Roots are computed using the Companion Matrix with balancing to help improve the condition of the matrix system we solve. This is a reliable, stable method for computing roots but is most often the slowest method.

double FindRootIterativeLaguere(const Eigen::VectorXd &polynomial, const double x0, const double epsilon, const int max_iter)

Finds a single polynomials root iteratively based on the starting position $$x_0$$ and guaranteed precision of epsilon using Laguerre’s Method.

double FindRootIterativeNewton(const Eigen::VectorXd &polynomial, const double x0, const double epsilon, const int max_iter)

Finds a single polynomials root iteratively based on the starting position $$x_0$$ and guaranteed precision of epsilon using Newton’s Method.

## Matrix Methods¶

Theia implements many useful linear algebra methods including optimizations, factorizations, and utility methods.

class L1Solver

We implement a robust $$L_1$$ solver that minimizes $$||Ax - b||_1$$ under $$L_1$$ norm. This problem may be cast as a simple and efficient linear program and solved with interior point methods. The interface is fairly generic and may be used with sparse or dense matrices. An initial guess is needed for $$x$$ to perform the minimization.

double L1Solver::Options::max_num_iterations

DEFAULT: 100

The maximum number of iterations to perform before stopping.

Eigen::MatrixXd A;
Eigen::VectorXd b, x;
// Fill A and b with known values.

L1Solver::Options option;
L1Solver<Eigen::MatrixXd> l1_solver(options, A);
l1_solver.Solve(b, &x);
// x now contains the solution that minimizes ||Ax - b|| under L1 norm.

class DominantEigensolver

This class finds the dominant eigenvalue/eigenvector pair of a given matrix using power iterations. We use a generic interface that utilizes the LinearOperator class so that the user may determine who the dominant eigenvalues are computed. For instance, by passing the SparseInveseLULinearOperator the DominantEigensolver performs inverse power iterations and thus the smallest eigenvalue/eigenvector pair may be computed. This is useful for recovering a null space vector.

void GaussJordan(Eigen::MatrixBase<Derived> *input, int max_rows = 99999)

Perform traditional Gauss-Jordan elimination on an Eigen3 matrix. If max_rows is specified, it will on perform Gauss-Jordan on the first max_rows number of rows. This is useful for problems where your system is extremely overdetermined and you do not need all rows to be solved.

## Sequential Probability Ratio Test¶

Modified version of Wald’s SPRT as [Matas] et. al. implement it in “Randomized RANSAC with Sequential Probability Ratio Test”

double CalculateSPRTDecisionThreshold(double sigma, double epsilon, double time_compute_model_ratio = 200.0, int num_models_verified = 1)

sigma: Probability of rejecting a good model (Bernoulli parameter).

epsilon: Inlier ratio.

time_compute_model_ratio: Computing the model parameters from a sample takes the same time as verification of time_compute_model_ratio data points. Matas et. al. use 200.

num_model_verified: Number of models that are verified per sample.

Returns: The SPRT decision threshold based on the input parameters.

bool SequentialProbabilityRatioTest(const std::vector<double> &residuals, double error_thresh, double sigma, double epsilon, double decision_threshold, int *num_tested_points, double *observed_inlier_ratio)

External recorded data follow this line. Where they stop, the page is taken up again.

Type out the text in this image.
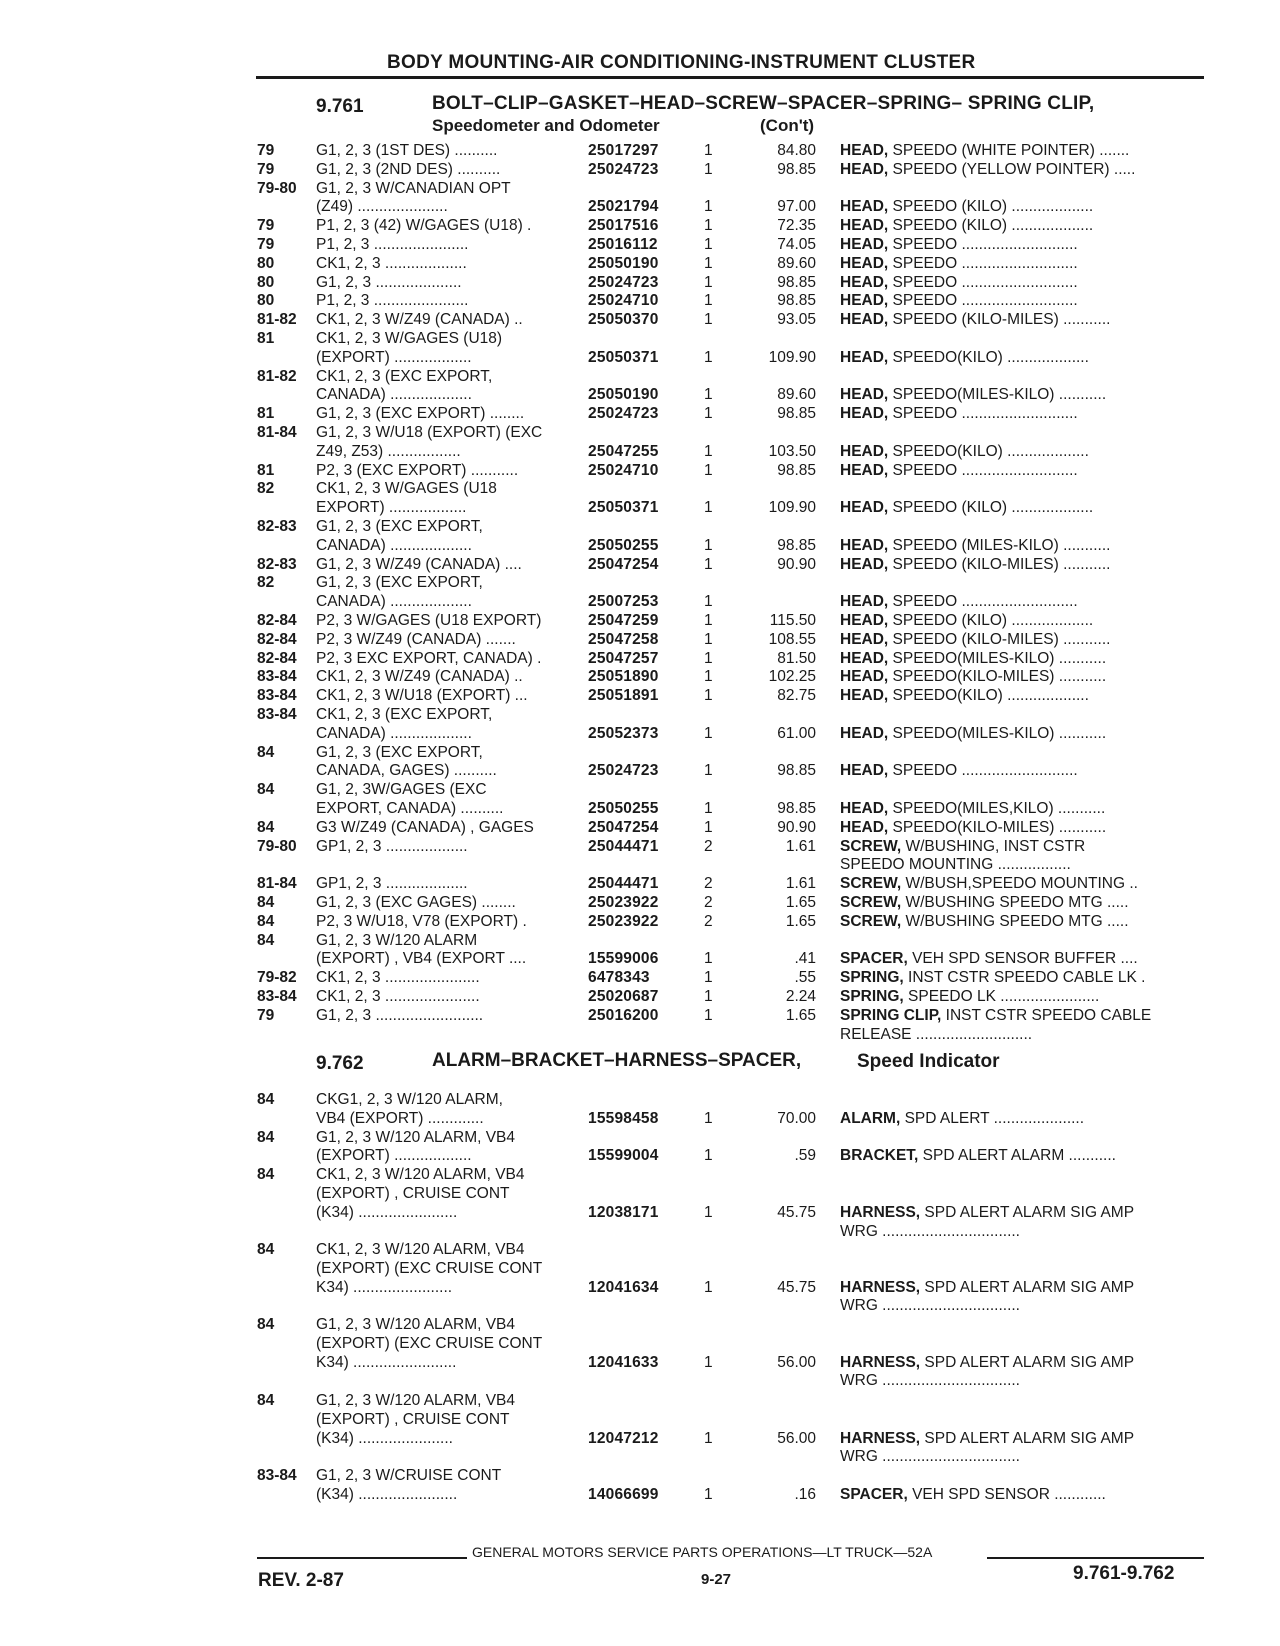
BODY MOUNTING-AIR CONDITIONING-INSTRUMENT CLUSTER
9.761	BOLT–CLIP–GASKET–HEAD–SCREW–SPACER–SPRING– SPRING CLIP,
Speedometer and Odometer	(Con't)
79	G1, 2, 3 (1ST DES) ..........	25017297	1	84.80 HEAD, SPEEDO (WHITE POINTER) .......
79	G1, 2, 3 (2ND DES) ..........	25024723	1	98.85 HEAD, SPEEDO (YELLOW POINTER) .....
79-80 G1, 2, 3 W/CANADIAN OPT
(Z49) .....................	25021794	1	97.00 HEAD, SPEEDO (KILO) ...................
79	P1, 2, 3 (42) W/GAGES (U18) .	25017516	1	72.35 HEAD, SPEEDO (KILO) ...................
79	P1, 2, 3 ......................	25016112	1	74.05 HEAD, SPEEDO ...........................
80	CK1, 2, 3 ...................	25050190	1	89.60 HEAD, SPEEDO ...........................
80	G1, 2, 3 ....................	25024723	1	98.85 HEAD, SPEEDO ...........................
80	P1, 2, 3 ......................	25024710	1	98.85 HEAD, SPEEDO ...........................
81-82 CK1, 2, 3 W/Z49 (CANADA) ..	25050370	1	93.05 HEAD, SPEEDO (KILO-MILES) ...........
81	CK1, 2, 3 W/GAGES (U18)
(EXPORT) ..................	25050371	1	109.90 HEAD, SPEEDO(KILO) ...................
81-82 CK1, 2, 3 (EXC EXPORT,
CANADA) ...................	25050190	1	89.60 HEAD, SPEEDO(MILES-KILO) ...........
81	G1, 2, 3 (EXC EXPORT) ........	25024723	1	98.85 HEAD, SPEEDO ...........................
81-84 G1, 2, 3 W/U18 (EXPORT) (EXC
Z49, Z53) .................	25047255	1	103.50 HEAD, SPEEDO(KILO) ...................
81	P2, 3 (EXC EXPORT) ...........	25024710	1	98.85 HEAD, SPEEDO ...........................
82	CK1, 2, 3 W/GAGES (U18
EXPORT) ..................	25050371	1	109.90 HEAD, SPEEDO (KILO) ...................
82-83 G1, 2, 3 (EXC EXPORT,
CANADA) ...................	25050255	1	98.85 HEAD, SPEEDO (MILES-KILO) ...........
82-83 G1, 2, 3 W/Z49 (CANADA) ....	25047254	1	90.90 HEAD, SPEEDO (KILO-MILES) ...........
82	G1, 2, 3 (EXC EXPORT,
CANADA) ...................	25007253	1	HEAD, SPEEDO ...........................
82-84 P2, 3 W/GAGES (U18 EXPORT)	25047259	1	115.50 HEAD, SPEEDO (KILO) ...................
82-84 P2, 3 W/Z49 (CANADA) .......	25047258	1	108.55 HEAD, SPEEDO (KILO-MILES) ...........
82-84 P2, 3 EXC EXPORT, CANADA) .	25047257	1	81.50 HEAD, SPEEDO(MILES-KILO) ...........
83-84 CK1, 2, 3 W/Z49 (CANADA) ..	25051890	1	102.25 HEAD, SPEEDO(KILO-MILES) ...........
83-84 CK1, 2, 3 W/U18 (EXPORT) ...	25051891	1	82.75 HEAD, SPEEDO(KILO) ...................
83-84 CK1, 2, 3 (EXC EXPORT,
CANADA) ...................	25052373	1	61.00 HEAD, SPEEDO(MILES-KILO) ...........
84	G1, 2, 3 (EXC EXPORT,
CANADA, GAGES) ..........	25024723	1	98.85 HEAD, SPEEDO ...........................
84	G1, 2, 3W/GAGES (EXC
EXPORT, CANADA) ..........	25050255	1	98.85 HEAD, SPEEDO(MILES,KILO) ...........
84	G3 W/Z49 (CANADA) , GAGES	25047254	1	90.90 HEAD, SPEEDO(KILO-MILES) ...........
79-80 GP1, 2, 3 ...................	25044471	2	1.61 SCREW, W/BUSHING, INST CSTR
SPEEDO MOUNTING .................
81-84 GP1, 2, 3 ...................	25044471	2	1.61 SCREW, W/BUSH,SPEEDO MOUNTING ..
84	G1, 2, 3 (EXC GAGES) ........	25023922	2	1.65 SCREW, W/BUSHING SPEEDO MTG .....
84	P2, 3 W/U18, V78 (EXPORT) .	25023922	2	1.65 SCREW, W/BUSHING SPEEDO MTG .....
84	G1, 2, 3 W/120 ALARM
(EXPORT) , VB4 (EXPORT ....	15599006	1	.41 SPACER, VEH SPD SENSOR BUFFER ....
79-82 CK1, 2, 3 ......................	6478343	1	.55 SPRING, INST CSTR SPEEDO CABLE LK .
83-84 CK1, 2, 3 ......................	25020687	1	2.24 SPRING, SPEEDO LK .......................
79	G1, 2, 3 .........................	25016200	1	1.65 SPRING CLIP, INST CSTR SPEEDO CABLE
RELEASE ...........................
9.762	ALARM–BRACKET–HARNESS–SPACER,	Speed Indicator
84	CKG1, 2, 3 W/120 ALARM,
VB4 (EXPORT) .............	15598458	1	70.00 ALARM, SPD ALERT .....................
84	G1, 2, 3 W/120 ALARM, VB4
(EXPORT) ..................	15599004	1	.59 BRACKET, SPD ALERT ALARM ...........
84	CK1, 2, 3 W/120 ALARM, VB4
(EXPORT) , CRUISE CONT
(K34) .......................	12038171	1	45.75 HARNESS, SPD ALERT ALARM SIG AMP
WRG ................................
84	CK1, 2, 3 W/120 ALARM, VB4
(EXPORT) (EXC CRUISE CONT
K34) .......................	12041634	1	45.75 HARNESS, SPD ALERT ALARM SIG AMP
WRG ................................
84	G1, 2, 3 W/120 ALARM, VB4
(EXPORT) (EXC CRUISE CONT
K34) ........................	12041633	1	56.00 HARNESS, SPD ALERT ALARM SIG AMP
WRG ................................
84	G1, 2, 3 W/120 ALARM, VB4
(EXPORT) , CRUISE CONT
(K34) ......................	12047212	1	56.00 HARNESS, SPD ALERT ALARM SIG AMP
WRG ................................
83-84 G1, 2, 3 W/CRUISE CONT
(K34) .......................	14066699	1	.16 SPACER, VEH SPD SENSOR ............
GENERAL MOTORS SERVICE PARTS OPERATIONS—LT TRUCK—52A
REV. 2-87	9-27	9.761-9.762
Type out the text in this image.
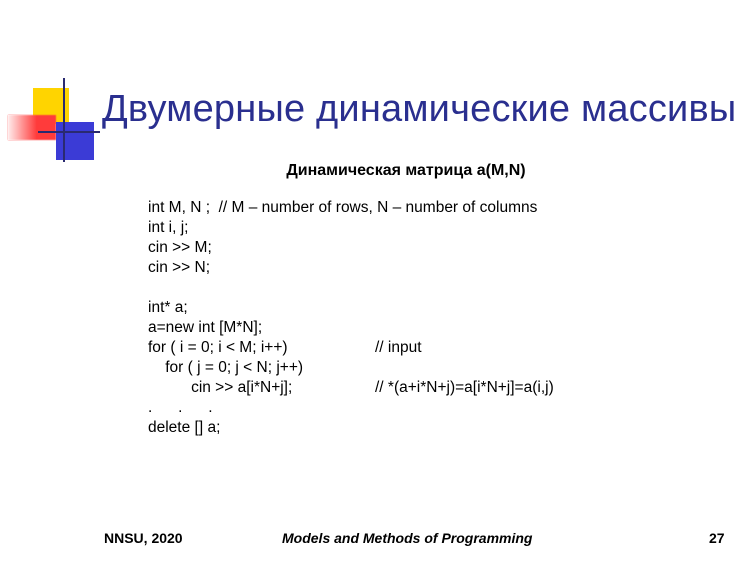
Двумерные динамические массивы
Динамическая матрица a(M,N)
int M, N ;  // M – number of rows, N – number of columns
int i, j;
cin >> M;
cin >> N;
int* a;
a=new int [M*N];
for ( i = 0; i < M; i++)	// input
for ( j = 0; j < N; j++)
cin >> a[i*N+j];	// *(a+i*N+j)=a[i*N+j]=a(i,j)
.      .      .
delete [] a;
NNSU, 2020	Models and Methods of Programming	27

Modified version of Wald’s SPRT as [Matas] et. al. implement it in “Randomized RANSAC with Sequential Probability Ratio Test”. See the paper for more details.

residuals: Error residuals to use for SPRT analysis.

error_thresh: Error threshold for determining when Datum fits the model.

sigma: Probability of rejecting a good model.

epsilon: Inlier ratio.

decision_threshold: The decision threshold at which to terminate.

observed_inlier_ratio: Output parameter of inlier ratio tested.